Ich sehe gelassen den Hähnen zu. Einen habe ich vor acht Tagen hier geschossen, und das ist mir genug; nur sehen will ich heute.

Und ich sehe mich satt an den bunten Gesellen vor mir, an den goldenen Blumen, an dem weißgrünen jungen Risch, an den Silberschäfchen der Murke; und dann kommen meine Augen an den Post, der jetzt unter der Sonne immer glühender, roter, goldener wird.

Zwischen ihm die schwarzen Krüppelfuhren färben sich kupfrig, smaragdene Blättchen tragen die Birken, goldene Flämmchen zittern auf den Weiden; weiße Weihen schweben, ferner Taubenruf schallt herüber, die Luft ist voll von Singsang und Klingklang.

Höher steigt die Sonne, goldener wird der Post, toller der Hähne Lied; aber jetzt streicht einer ab, und die andern folgen.

Mir ist es lieb, die Glieder werden mir schon ganz steif.
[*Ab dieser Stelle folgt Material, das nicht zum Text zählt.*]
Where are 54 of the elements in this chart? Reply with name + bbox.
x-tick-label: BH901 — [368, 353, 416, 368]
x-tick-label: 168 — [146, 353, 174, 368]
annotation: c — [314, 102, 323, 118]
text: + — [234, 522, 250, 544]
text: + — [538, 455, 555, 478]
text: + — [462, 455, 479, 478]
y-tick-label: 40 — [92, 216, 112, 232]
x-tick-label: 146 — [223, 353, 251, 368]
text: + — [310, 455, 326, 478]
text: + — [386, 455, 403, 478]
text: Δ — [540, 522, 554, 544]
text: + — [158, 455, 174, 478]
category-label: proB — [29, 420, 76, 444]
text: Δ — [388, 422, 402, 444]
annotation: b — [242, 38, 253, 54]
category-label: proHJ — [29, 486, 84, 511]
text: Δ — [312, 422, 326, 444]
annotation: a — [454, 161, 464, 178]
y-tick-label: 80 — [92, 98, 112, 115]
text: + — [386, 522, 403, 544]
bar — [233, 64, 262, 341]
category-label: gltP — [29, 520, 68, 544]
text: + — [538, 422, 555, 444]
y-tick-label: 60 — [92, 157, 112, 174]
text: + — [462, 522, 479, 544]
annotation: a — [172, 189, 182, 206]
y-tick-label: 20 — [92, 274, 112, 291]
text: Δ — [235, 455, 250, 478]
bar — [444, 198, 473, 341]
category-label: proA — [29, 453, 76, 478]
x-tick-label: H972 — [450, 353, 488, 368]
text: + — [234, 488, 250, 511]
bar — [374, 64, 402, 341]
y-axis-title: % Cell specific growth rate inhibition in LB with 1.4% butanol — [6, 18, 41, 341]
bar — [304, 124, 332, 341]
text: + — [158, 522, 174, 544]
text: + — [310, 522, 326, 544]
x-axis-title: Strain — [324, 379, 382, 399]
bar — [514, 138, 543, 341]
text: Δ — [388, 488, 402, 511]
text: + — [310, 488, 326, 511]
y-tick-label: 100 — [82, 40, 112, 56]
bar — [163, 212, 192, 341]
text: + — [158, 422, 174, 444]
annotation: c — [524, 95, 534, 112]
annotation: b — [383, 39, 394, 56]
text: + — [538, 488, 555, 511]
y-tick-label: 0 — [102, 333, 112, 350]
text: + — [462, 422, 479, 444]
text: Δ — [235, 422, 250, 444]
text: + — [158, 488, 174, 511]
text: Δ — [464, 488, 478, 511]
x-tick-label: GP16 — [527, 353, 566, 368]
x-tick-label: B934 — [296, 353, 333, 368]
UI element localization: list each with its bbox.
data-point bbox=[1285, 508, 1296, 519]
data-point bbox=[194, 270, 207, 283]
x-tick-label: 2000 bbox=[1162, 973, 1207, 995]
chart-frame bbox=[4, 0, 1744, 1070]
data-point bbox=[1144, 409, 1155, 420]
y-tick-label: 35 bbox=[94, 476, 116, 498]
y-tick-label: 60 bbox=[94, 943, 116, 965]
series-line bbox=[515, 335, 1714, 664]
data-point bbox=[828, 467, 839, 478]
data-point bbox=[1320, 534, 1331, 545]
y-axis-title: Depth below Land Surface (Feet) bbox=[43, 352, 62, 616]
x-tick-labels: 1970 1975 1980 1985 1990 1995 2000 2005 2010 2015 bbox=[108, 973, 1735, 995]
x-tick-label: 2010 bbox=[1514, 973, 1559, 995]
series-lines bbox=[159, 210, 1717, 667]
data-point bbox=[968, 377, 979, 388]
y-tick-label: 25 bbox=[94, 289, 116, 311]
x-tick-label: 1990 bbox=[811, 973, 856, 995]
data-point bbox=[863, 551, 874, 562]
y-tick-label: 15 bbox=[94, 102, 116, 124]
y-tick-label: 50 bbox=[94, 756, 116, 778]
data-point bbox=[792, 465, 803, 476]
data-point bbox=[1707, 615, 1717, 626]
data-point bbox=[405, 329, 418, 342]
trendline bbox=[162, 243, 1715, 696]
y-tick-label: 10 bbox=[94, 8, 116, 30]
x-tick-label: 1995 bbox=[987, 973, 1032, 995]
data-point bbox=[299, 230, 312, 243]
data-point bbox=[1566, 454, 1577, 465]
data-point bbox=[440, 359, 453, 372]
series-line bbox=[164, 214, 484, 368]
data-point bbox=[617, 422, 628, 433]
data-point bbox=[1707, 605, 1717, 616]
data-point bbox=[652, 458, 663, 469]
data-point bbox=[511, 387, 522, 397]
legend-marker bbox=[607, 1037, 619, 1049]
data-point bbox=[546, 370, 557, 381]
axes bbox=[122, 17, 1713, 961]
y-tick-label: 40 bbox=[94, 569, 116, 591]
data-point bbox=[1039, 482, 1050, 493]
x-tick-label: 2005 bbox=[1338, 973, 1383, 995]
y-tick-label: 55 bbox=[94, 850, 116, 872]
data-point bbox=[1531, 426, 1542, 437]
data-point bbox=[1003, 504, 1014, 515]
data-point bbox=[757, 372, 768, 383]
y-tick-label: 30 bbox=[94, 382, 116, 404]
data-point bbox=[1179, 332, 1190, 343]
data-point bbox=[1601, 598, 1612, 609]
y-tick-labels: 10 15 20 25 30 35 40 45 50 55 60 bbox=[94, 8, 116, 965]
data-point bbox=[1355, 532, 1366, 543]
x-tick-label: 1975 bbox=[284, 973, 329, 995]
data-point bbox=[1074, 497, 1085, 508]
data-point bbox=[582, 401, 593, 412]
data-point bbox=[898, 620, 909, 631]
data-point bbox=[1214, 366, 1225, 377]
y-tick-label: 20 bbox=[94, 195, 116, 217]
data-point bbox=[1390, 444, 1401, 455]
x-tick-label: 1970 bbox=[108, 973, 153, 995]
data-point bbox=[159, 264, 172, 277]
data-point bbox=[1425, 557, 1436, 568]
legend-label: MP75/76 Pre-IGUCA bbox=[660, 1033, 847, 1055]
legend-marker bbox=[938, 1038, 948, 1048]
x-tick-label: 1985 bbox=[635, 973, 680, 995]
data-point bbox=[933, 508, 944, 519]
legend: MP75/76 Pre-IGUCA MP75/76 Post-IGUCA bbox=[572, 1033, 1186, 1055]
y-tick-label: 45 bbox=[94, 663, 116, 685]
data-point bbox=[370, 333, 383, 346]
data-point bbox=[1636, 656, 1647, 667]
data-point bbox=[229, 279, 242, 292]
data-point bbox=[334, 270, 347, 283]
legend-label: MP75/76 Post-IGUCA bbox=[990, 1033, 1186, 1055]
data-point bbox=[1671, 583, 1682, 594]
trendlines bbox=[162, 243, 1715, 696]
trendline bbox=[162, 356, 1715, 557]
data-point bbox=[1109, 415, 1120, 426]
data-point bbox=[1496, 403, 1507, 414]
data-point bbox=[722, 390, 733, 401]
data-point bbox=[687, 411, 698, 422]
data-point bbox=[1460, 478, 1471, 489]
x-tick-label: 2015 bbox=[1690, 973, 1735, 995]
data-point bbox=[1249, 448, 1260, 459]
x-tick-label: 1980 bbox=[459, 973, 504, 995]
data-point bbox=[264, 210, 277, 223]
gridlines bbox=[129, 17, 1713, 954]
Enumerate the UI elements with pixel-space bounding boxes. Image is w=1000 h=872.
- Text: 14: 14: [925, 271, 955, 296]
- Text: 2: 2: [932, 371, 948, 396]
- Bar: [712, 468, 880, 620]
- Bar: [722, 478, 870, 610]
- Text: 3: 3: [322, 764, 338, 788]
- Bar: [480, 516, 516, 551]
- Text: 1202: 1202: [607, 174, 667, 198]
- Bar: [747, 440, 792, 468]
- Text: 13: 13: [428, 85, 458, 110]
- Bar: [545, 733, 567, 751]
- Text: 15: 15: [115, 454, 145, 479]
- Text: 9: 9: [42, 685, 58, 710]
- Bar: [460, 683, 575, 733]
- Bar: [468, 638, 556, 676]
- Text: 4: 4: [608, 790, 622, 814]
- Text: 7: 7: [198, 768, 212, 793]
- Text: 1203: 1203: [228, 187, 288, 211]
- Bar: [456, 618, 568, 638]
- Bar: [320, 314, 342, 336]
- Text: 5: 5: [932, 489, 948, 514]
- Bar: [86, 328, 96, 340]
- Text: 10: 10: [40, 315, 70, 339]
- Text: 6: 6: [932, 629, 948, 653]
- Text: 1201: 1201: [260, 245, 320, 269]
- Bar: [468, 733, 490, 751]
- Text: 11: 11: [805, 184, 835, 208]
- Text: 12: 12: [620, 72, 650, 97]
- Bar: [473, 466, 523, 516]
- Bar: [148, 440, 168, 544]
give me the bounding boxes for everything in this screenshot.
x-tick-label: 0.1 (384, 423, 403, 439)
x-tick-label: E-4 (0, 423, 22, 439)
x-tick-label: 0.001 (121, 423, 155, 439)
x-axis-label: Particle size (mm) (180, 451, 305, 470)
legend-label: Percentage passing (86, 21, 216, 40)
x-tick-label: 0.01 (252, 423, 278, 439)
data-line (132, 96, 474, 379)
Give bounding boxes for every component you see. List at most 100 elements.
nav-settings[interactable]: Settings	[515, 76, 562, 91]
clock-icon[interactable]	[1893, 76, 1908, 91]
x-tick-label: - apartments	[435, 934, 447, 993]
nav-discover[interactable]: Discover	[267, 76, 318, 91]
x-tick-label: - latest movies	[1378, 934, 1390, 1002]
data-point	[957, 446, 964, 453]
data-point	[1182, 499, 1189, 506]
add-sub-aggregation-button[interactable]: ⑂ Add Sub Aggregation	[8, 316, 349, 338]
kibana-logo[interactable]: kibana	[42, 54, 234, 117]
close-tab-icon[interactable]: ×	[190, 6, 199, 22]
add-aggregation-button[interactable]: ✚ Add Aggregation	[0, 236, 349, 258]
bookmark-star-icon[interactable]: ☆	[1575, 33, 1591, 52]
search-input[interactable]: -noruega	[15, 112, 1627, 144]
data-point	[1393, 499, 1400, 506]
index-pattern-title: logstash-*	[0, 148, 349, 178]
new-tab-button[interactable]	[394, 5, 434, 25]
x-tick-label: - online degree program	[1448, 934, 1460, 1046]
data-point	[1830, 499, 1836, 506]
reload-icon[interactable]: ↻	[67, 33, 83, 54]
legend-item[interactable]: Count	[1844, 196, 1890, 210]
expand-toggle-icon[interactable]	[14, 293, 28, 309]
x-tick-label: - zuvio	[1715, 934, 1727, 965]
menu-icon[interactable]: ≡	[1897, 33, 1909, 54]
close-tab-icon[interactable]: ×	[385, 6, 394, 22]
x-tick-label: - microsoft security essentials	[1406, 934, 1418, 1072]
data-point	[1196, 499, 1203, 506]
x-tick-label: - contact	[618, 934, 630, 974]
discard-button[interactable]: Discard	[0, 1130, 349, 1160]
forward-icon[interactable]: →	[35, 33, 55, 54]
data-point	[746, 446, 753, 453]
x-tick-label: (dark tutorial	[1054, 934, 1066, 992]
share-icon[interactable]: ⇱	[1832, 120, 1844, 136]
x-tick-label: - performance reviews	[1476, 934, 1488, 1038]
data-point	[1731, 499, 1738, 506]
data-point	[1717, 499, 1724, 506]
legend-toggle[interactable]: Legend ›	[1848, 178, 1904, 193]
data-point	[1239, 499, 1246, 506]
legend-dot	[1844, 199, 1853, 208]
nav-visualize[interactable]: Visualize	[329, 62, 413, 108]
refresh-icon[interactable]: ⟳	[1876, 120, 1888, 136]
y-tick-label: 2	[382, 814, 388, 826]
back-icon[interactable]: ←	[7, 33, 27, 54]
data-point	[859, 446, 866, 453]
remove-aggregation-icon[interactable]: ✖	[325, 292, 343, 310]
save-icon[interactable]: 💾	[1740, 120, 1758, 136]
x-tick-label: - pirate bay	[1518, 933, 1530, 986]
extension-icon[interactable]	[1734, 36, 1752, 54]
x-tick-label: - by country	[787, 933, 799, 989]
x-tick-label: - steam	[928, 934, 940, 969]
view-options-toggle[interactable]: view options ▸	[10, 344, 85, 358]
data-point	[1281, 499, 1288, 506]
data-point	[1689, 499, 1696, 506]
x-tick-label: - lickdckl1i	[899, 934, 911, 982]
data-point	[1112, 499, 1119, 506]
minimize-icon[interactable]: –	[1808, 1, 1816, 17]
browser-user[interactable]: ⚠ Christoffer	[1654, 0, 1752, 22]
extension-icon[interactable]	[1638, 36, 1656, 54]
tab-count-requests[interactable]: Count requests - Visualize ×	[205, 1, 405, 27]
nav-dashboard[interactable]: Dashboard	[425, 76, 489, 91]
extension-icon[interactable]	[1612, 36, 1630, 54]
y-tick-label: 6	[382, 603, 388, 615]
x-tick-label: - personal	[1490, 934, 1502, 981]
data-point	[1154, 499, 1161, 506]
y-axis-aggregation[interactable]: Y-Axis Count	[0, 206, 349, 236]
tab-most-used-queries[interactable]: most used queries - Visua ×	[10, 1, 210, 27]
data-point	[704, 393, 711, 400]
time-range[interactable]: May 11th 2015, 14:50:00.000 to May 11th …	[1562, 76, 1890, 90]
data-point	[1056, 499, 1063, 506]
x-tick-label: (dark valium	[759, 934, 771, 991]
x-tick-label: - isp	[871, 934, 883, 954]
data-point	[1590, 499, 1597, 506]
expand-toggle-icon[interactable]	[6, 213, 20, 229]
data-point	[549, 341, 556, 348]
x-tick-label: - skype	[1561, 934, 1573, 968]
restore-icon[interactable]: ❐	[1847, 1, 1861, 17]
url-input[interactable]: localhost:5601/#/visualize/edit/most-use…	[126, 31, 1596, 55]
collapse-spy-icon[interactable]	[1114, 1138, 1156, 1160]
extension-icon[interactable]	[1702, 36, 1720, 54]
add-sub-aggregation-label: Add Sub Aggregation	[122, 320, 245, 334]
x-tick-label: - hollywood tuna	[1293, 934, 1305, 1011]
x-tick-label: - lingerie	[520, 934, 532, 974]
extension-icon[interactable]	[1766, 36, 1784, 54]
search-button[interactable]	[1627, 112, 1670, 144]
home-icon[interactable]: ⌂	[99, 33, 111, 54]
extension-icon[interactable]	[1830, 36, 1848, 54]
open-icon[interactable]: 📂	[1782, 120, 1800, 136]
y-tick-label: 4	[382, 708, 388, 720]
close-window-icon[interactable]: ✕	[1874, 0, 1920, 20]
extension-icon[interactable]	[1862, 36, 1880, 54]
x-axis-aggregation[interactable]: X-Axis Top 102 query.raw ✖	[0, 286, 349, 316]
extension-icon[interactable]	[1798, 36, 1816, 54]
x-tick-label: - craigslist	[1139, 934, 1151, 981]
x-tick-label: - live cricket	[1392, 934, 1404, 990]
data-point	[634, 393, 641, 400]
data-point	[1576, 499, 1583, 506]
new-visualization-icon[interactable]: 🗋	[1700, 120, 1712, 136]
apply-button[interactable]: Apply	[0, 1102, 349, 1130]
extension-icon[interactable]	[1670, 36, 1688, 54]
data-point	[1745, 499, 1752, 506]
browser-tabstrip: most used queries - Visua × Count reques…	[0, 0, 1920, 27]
Ich krieche aus meinem Versteck und gehe den Damm entlang.

Und sowie ich im Gange bin, wird das alte Lied wieder in mir laut, und ich weiß es schon, es wird den ganzen goldenen Tag in mir klingen: Auf der Lüneburger Heide ging ich auf und ging ich unter.

Worte möchte ich zu der Weise dichten, ein Danklied auf die schöne Heide, die immerblühende; wintertags prangend mit Rauhreif, im Juni mit silberner Murke, mit roten Glöckchen im Juli, mit rosenroten Blütchen im Vorherbst und früh im Jahre mit rotem Post.